Starting point is 01:01:25 I think that, you know, there's probably in... Can you show your math on that? He might have been better coming to the morning dispatch to make that plea. Yeah. You know, I, Mike Lee, my phone is open. But no, it, I mean, it's... just the same the same kind of thinking where Mike Lee went on Tucker and was basically like Mitt, look how bad the Democrats have been, look how much spending they're doing, all these
Starting point is 01:01:52 things that you say you care about, help us keep the majority, help Republicans keep the majority. And it's just a parliamentary, get a Republican in the seat appeal. Mitt Romney has said he's not going to endorse in the race because he's friends with both Lee and McMullen. And McMullen is endorsed by the Democrats and, you know, has definitely trended in the progressive direction since mounting a independent conservative third-party bid in 2016, but I don't think he's necessarily going to be a Elizabeth Warren, Bernie Sanders, senator if elected. So, yeah, I mean, it's a, everybody is just kind of getting into that, we're less than a month out from the midterms now.
Starting point is 01:02:41 everybody's getting into their tribal red seat, blue seat, give me more camps. And there's not really much else to it than that. And, you know, we see that with Mike Lee. We see that with Federman and Dr. Oz talk about a Saudi Iran, no good options split. And we see that with Walker and Warnock in Georgia. Well, it would be a real thing if Republicans lose the Mike Lee Senate seat in Utah, pick up the Patty Murray seat in Washington, thereby still taking the U.S. Senate. But we'll talk about that more next week. We've kind of run out of time for a not worth your time. So instead, I'm going to briefly tell you something that is definitely worth your time. The Cincinnati Zoo is great at not just social media, just all media. They have very talented
Starting point is 01:03:36 people who work there. And if you weren't sure about that, I will give you their latest manatee update. They have three male manatees that they are moving to release into the wild in Florida and the first step was to get those manatees to SeaWorld Orlando so they can acclimate and then they're going to be released into the wild. The important thing here is that the photo that they released is like a boy band of manatees. The three of them are all together in the photo looking really dashing. But the one on the far left has just a look on his face that, again, we'll put it in show notes. You really need to see this.

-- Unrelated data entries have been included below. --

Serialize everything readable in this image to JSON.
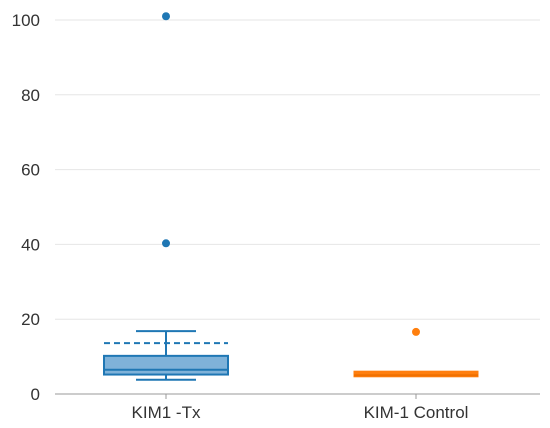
{
  "chart_data": {
    "type": "box",
    "title": "",
    "xlabel": "",
    "ylabel": "",
    "categories": [
      "KIM1 -Tx",
      "KIM-1 Control"
    ],
    "ylim": [
      0,
      105
    ],
    "yticks": [
      0,
      20,
      40,
      60,
      80,
      100
    ],
    "yticks_labels": [
      "0",
      "20",
      "40",
      "60",
      "80",
      "100"
    ],
    "grid": true,
    "series": [
      {
        "category": "KIM1 -Tx",
        "color": "#1f77b4",
        "fill": "#7fb2d9",
        "whisker_low": 3.8,
        "q1": 5.2,
        "median": 6.5,
        "q3": 10.2,
        "whisker_high": 16.8,
        "mean": 13.6,
        "outliers": [
          40.3,
          101
        ]
      },
      {
        "category": "KIM-1 Control",
        "color": "#ff7f0e",
        "fill": "#ff7f0e",
        "whisker_low": 4.6,
        "q1": 4.6,
        "median": 5.0,
        "q3": 6.1,
        "whisker_high": 6.1,
        "mean": 5.3,
        "outliers": [
          16.6
        ]
      }
    ]
  }
}
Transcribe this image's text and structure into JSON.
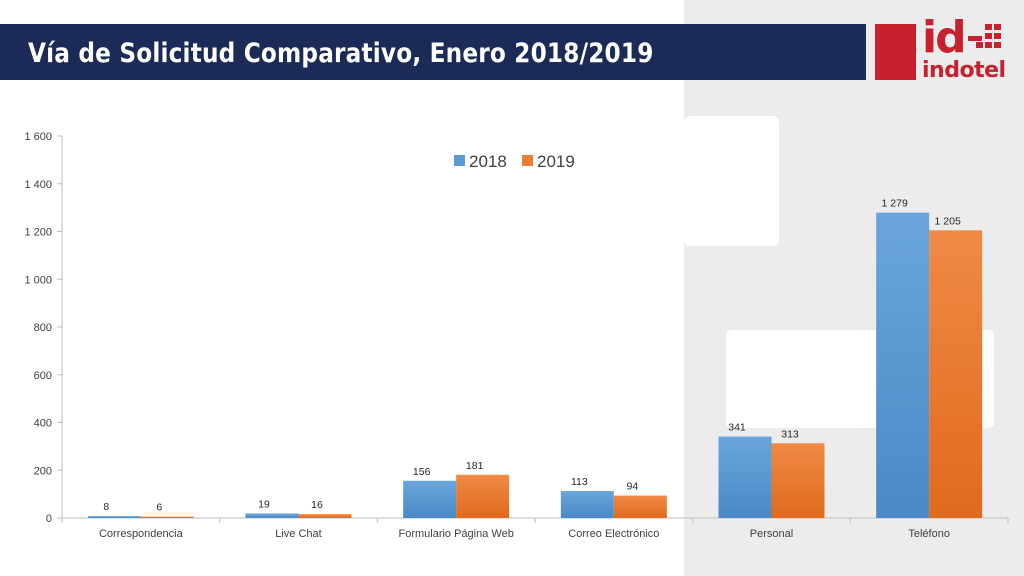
{
  "slide": {
    "title": "Vía de Solicitud Comparativo, Enero 2018/2019",
    "logo_text": "indotel",
    "logo_mark": "id"
  },
  "colors": {
    "title_bg": "#1b2a57",
    "brand_red": "#c8202e",
    "series_2018": "#5b9bd5",
    "series_2019": "#ed7d31"
  },
  "chart_data": {
    "type": "bar",
    "categories": [
      "Correspondencia",
      "Live Chat",
      "Formulario Página Web",
      "Correo Electrónico",
      "Personal",
      "Teléfono"
    ],
    "series": [
      {
        "name": "2018",
        "values": [
          8,
          19,
          156,
          113,
          341,
          1279
        ],
        "labels": [
          "8",
          "19",
          "156",
          "113",
          "341",
          "1 279"
        ]
      },
      {
        "name": "2019",
        "values": [
          6,
          16,
          181,
          94,
          313,
          1205
        ],
        "labels": [
          "6",
          "16",
          "181",
          "94",
          "313",
          "1 205"
        ]
      }
    ],
    "y_ticks": [
      0,
      200,
      400,
      600,
      800,
      1000,
      1200,
      1400,
      1600
    ],
    "y_tick_labels": [
      "0",
      "200",
      "400",
      "600",
      "800",
      "1 000",
      "1 200",
      "1 400",
      "1 600"
    ],
    "ylim": [
      0,
      1600
    ],
    "grid": false,
    "legend_position": "top-center",
    "title": "",
    "xlabel": "",
    "ylabel": ""
  }
}
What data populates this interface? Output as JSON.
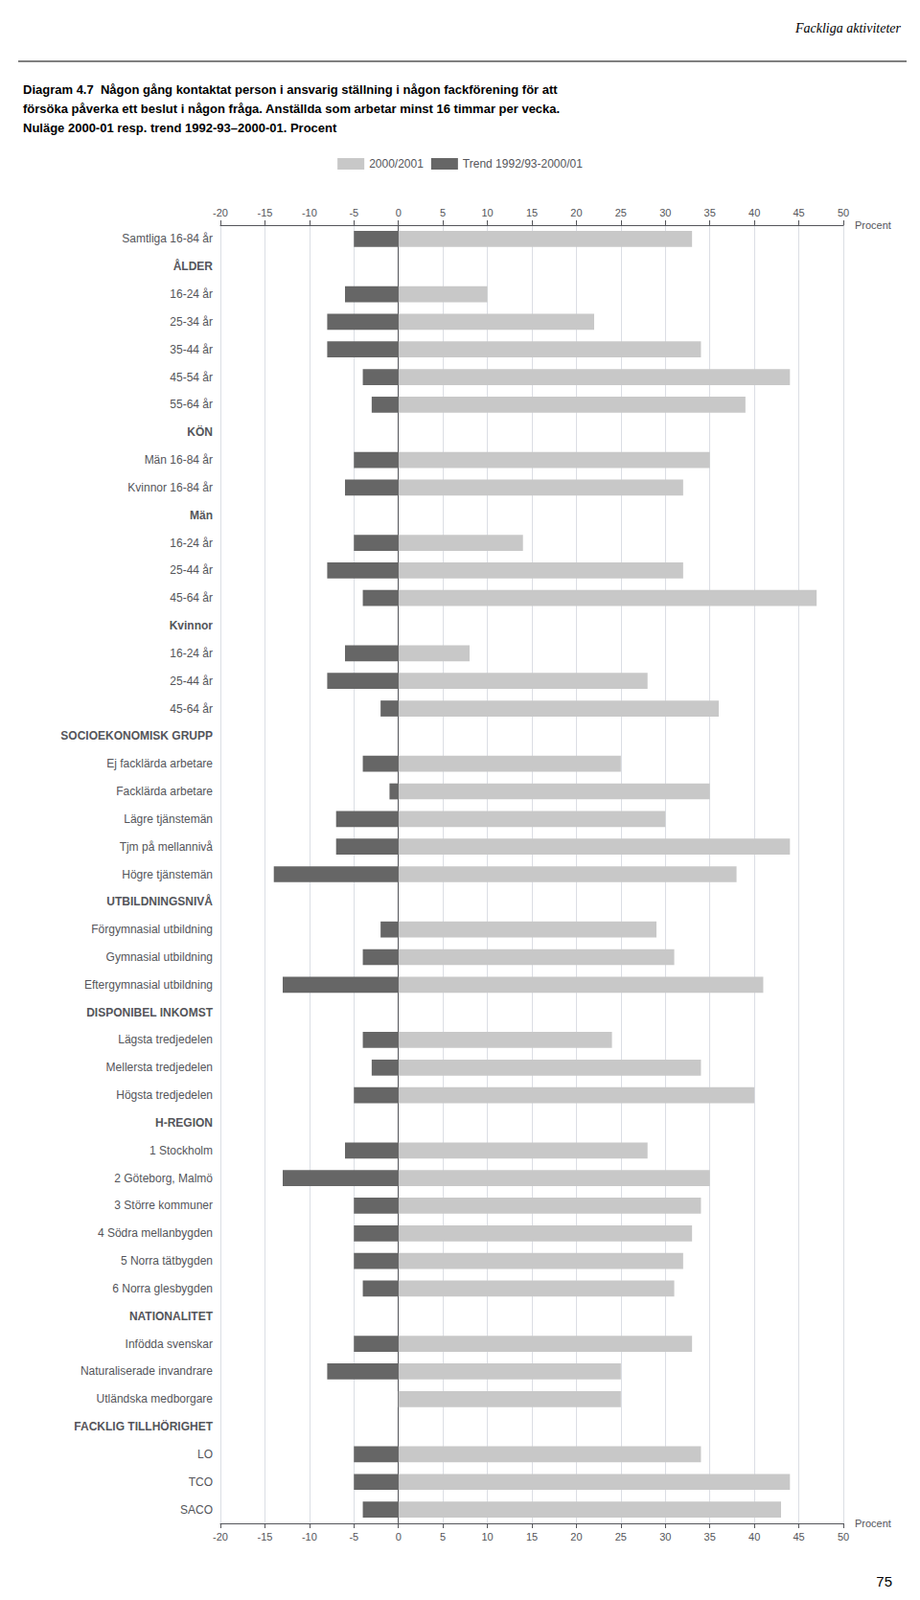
{
  "chart_data": {
    "type": "bar",
    "orientation": "horizontal",
    "title": [
      "Diagram 4.7  Någon gång kontaktat person i ansvarig ställning i någon fackförening för att",
      "försöka påverka ett beslut i någon fråga. Anställda som arbetar minst 16 timmar per vecka.",
      "Nuläge 2000-01 resp. trend 1992-93–2000-01. Procent"
    ],
    "annotations": [
      "Fackliga aktiviteter",
      "75"
    ],
    "xlabel": "Procent",
    "categories": [
      "Samtliga 16-84 år",
      "ÅLDER",
      "16-24 år",
      "25-34 år",
      "35-44 år",
      "45-54 år",
      "55-64 år",
      "KÖN",
      "Män 16-84 år",
      "Kvinnor 16-84 år",
      "Män",
      "16-24 år",
      "25-44 år",
      "45-64 år",
      "Kvinnor",
      "16-24 år",
      "25-44 år",
      "45-64 år",
      "SOCIOEKONOMISK GRUPP",
      "Ej facklärda arbetare",
      "Facklärda arbetare",
      "Lägre tjänstemän",
      "Tjm på mellannivå",
      "Högre tjänstemän",
      "UTBILDNINGSNIVÅ",
      "Förgymnasial utbildning",
      "Gymnasial utbildning",
      "Eftergymnasial utbildning",
      "DISPONIBEL INKOMST",
      "Lägsta tredjedelen",
      "Mellersta tredjedelen",
      "Högsta tredjedelen",
      "H-REGION",
      "1 Stockholm",
      "2 Göteborg, Malmö",
      "3 Större kommuner",
      "4 Södra mellanbygden",
      "5 Norra tätbygden",
      "6 Norra glesbygden",
      "NATIONALITET",
      "Infödda svenskar",
      "Naturaliserade invandrare",
      "Utländska medborgare",
      "FACKLIG TILLHÖRIGHET",
      "LO",
      "TCO",
      "SACO"
    ],
    "series": [
      {
        "name": "2000/2001",
        "color": "#c8c8c8",
        "values": [
          33,
          null,
          10,
          22,
          34,
          44,
          39,
          null,
          35,
          32,
          null,
          14,
          32,
          47,
          null,
          8,
          28,
          36,
          null,
          25,
          35,
          30,
          44,
          38,
          null,
          29,
          31,
          41,
          null,
          24,
          34,
          40,
          null,
          28,
          35,
          34,
          33,
          32,
          31,
          null,
          33,
          25,
          25,
          null,
          34,
          44,
          43
        ]
      },
      {
        "name": "Trend 1992/93-2000/01",
        "color": "#666666",
        "values": [
          -5,
          null,
          -6,
          -8,
          -8,
          -4,
          -3,
          null,
          -5,
          -6,
          null,
          -5,
          -8,
          -4,
          null,
          -6,
          -8,
          -2,
          null,
          -4,
          -1,
          -7,
          -7,
          -14,
          null,
          -2,
          -4,
          -13,
          null,
          -4,
          -3,
          -5,
          null,
          -6,
          -13,
          -5,
          -5,
          -5,
          -4,
          null,
          -5,
          -8,
          0,
          null,
          -5,
          -5,
          -4
        ]
      }
    ],
    "xlim": [
      -20,
      50
    ],
    "xticks": [
      -20,
      -15,
      -10,
      -5,
      0,
      5,
      10,
      15,
      20,
      25,
      30,
      35,
      40,
      45,
      50
    ],
    "grid": true,
    "legend": "top"
  }
}
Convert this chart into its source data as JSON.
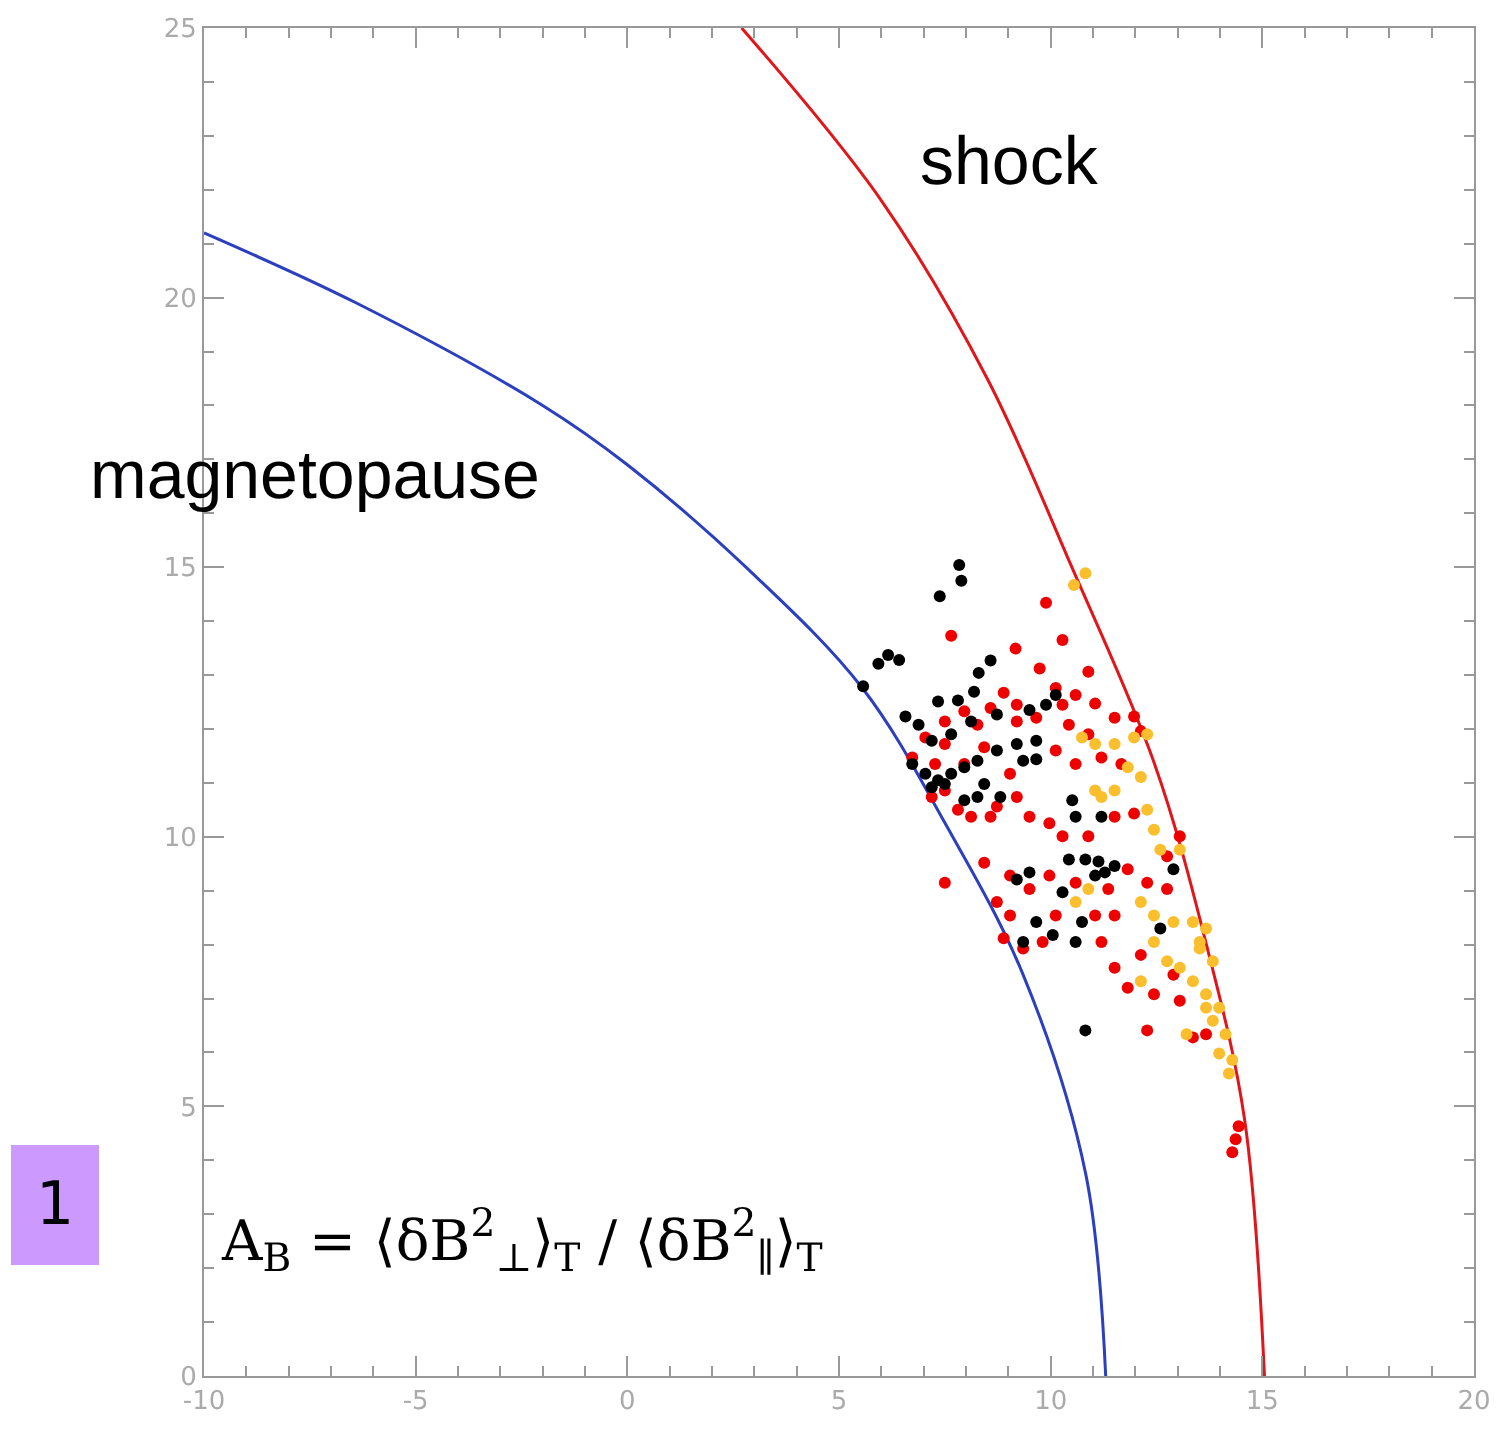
{
  "chart_data": {
    "type": "scatter",
    "xlim": [
      -10,
      20
    ],
    "ylim": [
      0,
      25
    ],
    "xticks": [
      -10,
      -5,
      0,
      5,
      10,
      15,
      20
    ],
    "yticks": [
      0,
      5,
      10,
      15,
      20,
      25
    ],
    "marker": "circle",
    "series": [
      {
        "type": "line",
        "color": "#2b3fbf",
        "marker": "none",
        "x": [
          -10,
          -6.4,
          -2,
          0,
          2.87,
          5.56,
          7.5,
          9.35,
          10.83,
          11.3
        ],
        "values": [
          21.2,
          19.9,
          18.0,
          16.9,
          14.95,
          12.75,
          10.26,
          7.44,
          3.74,
          0
        ]
      },
      {
        "type": "line",
        "color": "#e0161b",
        "marker": "none",
        "x": [
          2.7,
          6.0,
          8.5,
          10.5,
          12.45,
          13.66,
          14.58,
          15.05
        ],
        "values": [
          25,
          21.8,
          18.5,
          15.0,
          11.36,
          8.06,
          4.76,
          0
        ]
      },
      {
        "color": "#ee0000",
        "x": [
          9.89,
          7.65,
          9.17,
          10.28,
          9.74,
          10.89,
          10.12,
          10.59,
          11.05,
          8.89,
          9.2,
          8.58,
          7.5,
          7.96,
          8.27,
          9.2,
          9.66,
          10.28,
          10.43,
          10.89,
          11.51,
          11.97,
          12.13,
          10.12,
          10.59,
          11.2,
          11.67,
          7.04,
          7.5,
          8.43,
          9.04,
          8.73,
          9.2,
          9.5,
          9.97,
          10.28,
          10.89,
          11.51,
          11.97,
          7.5,
          8.12,
          8.58,
          7.81,
          7.19,
          8.43,
          9.04,
          9.5,
          9.97,
          8.73,
          9.04,
          9.35,
          9.81,
          10.59,
          11.36,
          11.82,
          12.28,
          12.75,
          11.51,
          11.2,
          11.51,
          11.82,
          12.44,
          13.05,
          12.13,
          12.9,
          12.28,
          13.36,
          13.67,
          8.89,
          7.5,
          14.44,
          14.37,
          14.29,
          10.12,
          11.05,
          12.75,
          13.05,
          6.73,
          7.27,
          7.96
        ],
        "values": [
          14.34,
          13.73,
          13.49,
          13.65,
          13.12,
          13.06,
          12.76,
          12.63,
          12.47,
          12.67,
          12.45,
          12.39,
          12.14,
          12.33,
          12.08,
          12.14,
          12.21,
          12.45,
          12.08,
          11.9,
          12.21,
          12.23,
          11.96,
          11.6,
          11.35,
          11.47,
          11.35,
          11.84,
          11.72,
          11.66,
          11.17,
          10.56,
          10.74,
          10.37,
          10.25,
          10.01,
          10.01,
          10.37,
          10.43,
          10.86,
          10.37,
          10.37,
          10.5,
          10.74,
          9.52,
          9.28,
          9.03,
          9.28,
          8.79,
          8.54,
          7.93,
          8.05,
          9.15,
          9.03,
          9.4,
          9.15,
          9.03,
          8.54,
          8.05,
          7.57,
          7.2,
          7.08,
          6.96,
          7.81,
          7.44,
          6.41,
          6.28,
          6.34,
          8.12,
          9.15,
          4.63,
          4.39,
          4.15,
          8.54,
          8.54,
          9.64,
          10.01,
          11.47,
          11.35,
          11.35
        ]
      },
      {
        "color": "#fbbf2e",
        "x": [
          10.82,
          10.55,
          10.74,
          11.05,
          11.51,
          11.97,
          12.28,
          11.82,
          12.13,
          11.51,
          11.2,
          11.05,
          12.28,
          12.44,
          12.59,
          13.05,
          10.89,
          10.59,
          12.13,
          12.44,
          12.9,
          13.36,
          13.67,
          13.52,
          13.83,
          12.44,
          12.75,
          13.05,
          13.36,
          13.67,
          13.98,
          13.83,
          14.13,
          14.29,
          14.21,
          13.98,
          13.67,
          12.13,
          13.21,
          13.52
        ],
        "values": [
          14.89,
          14.67,
          11.84,
          11.72,
          11.72,
          11.84,
          11.9,
          11.29,
          11.11,
          10.86,
          10.74,
          10.86,
          10.5,
          10.13,
          9.76,
          9.76,
          9.03,
          8.79,
          8.79,
          8.54,
          8.42,
          8.42,
          8.3,
          7.93,
          7.69,
          8.05,
          7.69,
          7.57,
          7.32,
          7.08,
          6.83,
          6.59,
          6.34,
          5.86,
          5.61,
          5.98,
          6.83,
          7.32,
          6.34,
          8.05
        ]
      },
      {
        "color": "#000000",
        "x": [
          7.84,
          7.89,
          7.38,
          6.16,
          5.93,
          6.42,
          5.57,
          8.3,
          8.58,
          7.34,
          7.81,
          8.19,
          6.57,
          6.88,
          7.19,
          7.65,
          8.12,
          8.73,
          9.5,
          9.89,
          10.12,
          6.73,
          7.04,
          7.34,
          7.65,
          7.96,
          8.27,
          8.73,
          9.2,
          9.66,
          9.35,
          9.66,
          7.19,
          7.5,
          7.96,
          8.27,
          8.81,
          10.51,
          10.59,
          11.2,
          10.43,
          10.82,
          11.13,
          11.28,
          11.51,
          11.05,
          9.5,
          9.2,
          10.28,
          9.66,
          10.05,
          10.59,
          12.59,
          12.9,
          10.82,
          9.35,
          10.74,
          8.43
        ],
        "values": [
          15.04,
          14.75,
          14.46,
          13.37,
          13.21,
          13.28,
          12.79,
          13.04,
          13.27,
          12.51,
          12.53,
          12.69,
          12.23,
          12.08,
          11.78,
          11.9,
          12.14,
          12.27,
          12.35,
          12.45,
          12.63,
          11.35,
          11.17,
          11.05,
          11.17,
          11.29,
          11.41,
          11.6,
          11.72,
          11.78,
          11.41,
          11.44,
          10.92,
          10.98,
          10.68,
          10.74,
          10.74,
          10.68,
          10.37,
          10.37,
          9.58,
          9.58,
          9.54,
          9.34,
          9.46,
          9.28,
          9.34,
          9.21,
          8.97,
          8.42,
          8.18,
          8.05,
          8.3,
          9.4,
          6.41,
          8.05,
          8.42,
          10.98
        ]
      }
    ],
    "annotations": [
      "shock",
      "magnetopause",
      "A$_{B}$ = ⟨δB$^{2}$$_{⊥}$⟩$_{T}$ / ⟨δB$^{2}$$_{∥}$⟩$_{T}$",
      "1"
    ]
  }
}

Starting point is 01:04:19 The important thing is, though, that the Cincinnati Zoo at some point named this manatee, wait for it, swim shady. And I love him. That's solid. And he's everything I've ever needed. Not Manatee McManity face? Thank you, Cincinnati Zoo. Thanks for your rehab work for these manatees. and your release program, but thank you for naming that surly-looking bellow swim shady.